The center maintains formal links with academic and policy partners such as Harvard University, Massachusetts Institute of Technology, Columbia University, Princeton University, Yale University, Oxford University, Cambridge University, European University Institute, and Johns Hopkins University. It collaborates with philanthropic intermediaries including Council on Foundations, European Foundation Centre, Charities Aid Foundation, and private donors modeled on activities by Gates Foundation and Soros Fund. International collaborations involve United Nations Development Programme, World Bank, International Monetary Fund, Organisation for Economic Co-operation and Development, African Development Bank, Asian Development Bank, and regional actors like Mercosur and ASEAN. The center convenes multi-stakeholder platforms with NGOs such as Oxfam, CARE International, Save the Children International, Amnesty International, and corporate partners including Google, Microsoft, Cisco Systems, and IBM.

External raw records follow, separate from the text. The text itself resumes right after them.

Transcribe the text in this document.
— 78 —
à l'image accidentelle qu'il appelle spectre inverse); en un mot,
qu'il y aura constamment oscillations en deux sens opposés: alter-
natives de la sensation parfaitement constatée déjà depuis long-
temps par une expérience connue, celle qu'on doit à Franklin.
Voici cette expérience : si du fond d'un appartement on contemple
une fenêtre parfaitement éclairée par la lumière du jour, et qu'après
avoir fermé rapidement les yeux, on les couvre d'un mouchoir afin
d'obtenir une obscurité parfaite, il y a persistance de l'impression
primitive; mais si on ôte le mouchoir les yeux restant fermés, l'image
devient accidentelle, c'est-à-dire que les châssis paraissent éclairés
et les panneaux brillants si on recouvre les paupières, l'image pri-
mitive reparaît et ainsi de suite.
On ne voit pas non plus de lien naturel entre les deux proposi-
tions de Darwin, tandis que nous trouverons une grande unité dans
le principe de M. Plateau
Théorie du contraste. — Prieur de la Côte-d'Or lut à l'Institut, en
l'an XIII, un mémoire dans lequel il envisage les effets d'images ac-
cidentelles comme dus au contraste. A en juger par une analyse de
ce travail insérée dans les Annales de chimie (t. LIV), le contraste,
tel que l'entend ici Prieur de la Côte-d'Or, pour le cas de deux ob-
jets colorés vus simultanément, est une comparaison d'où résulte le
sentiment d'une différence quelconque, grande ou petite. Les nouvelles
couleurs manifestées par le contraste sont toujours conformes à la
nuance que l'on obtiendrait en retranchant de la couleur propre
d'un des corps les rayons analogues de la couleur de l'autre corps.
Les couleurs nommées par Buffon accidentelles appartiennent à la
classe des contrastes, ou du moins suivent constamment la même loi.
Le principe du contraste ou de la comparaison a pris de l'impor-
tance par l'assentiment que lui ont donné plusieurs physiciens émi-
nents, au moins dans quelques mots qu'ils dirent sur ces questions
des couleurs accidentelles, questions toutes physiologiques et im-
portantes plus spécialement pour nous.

Funding sources include grants and gifts from foundations such as Bill & Melinda Gates Foundation, Ford Foundation, Carnegie Corporation of New York, Rockefeller Foundation, and Andrew W. Mellon Foundation, along with research contracts from National Science Foundation, Economic and Social Research Council, and philanthropic donors comparable to Warren Buffett. Governance follows university regulations similar to frameworks at Boston University, Harvard University, and Tufts University, with an advisory board comprising leaders from Council on Foundations, Independent Sector, European Foundation Centre, and practitioners formerly of United Nations agencies and international NGOs. Financial oversight is administered through institutional offices mirroring best practices advocated by Charity Navigator, GuideStar USA, and auditors including PricewaterhouseCoopers and KPMG.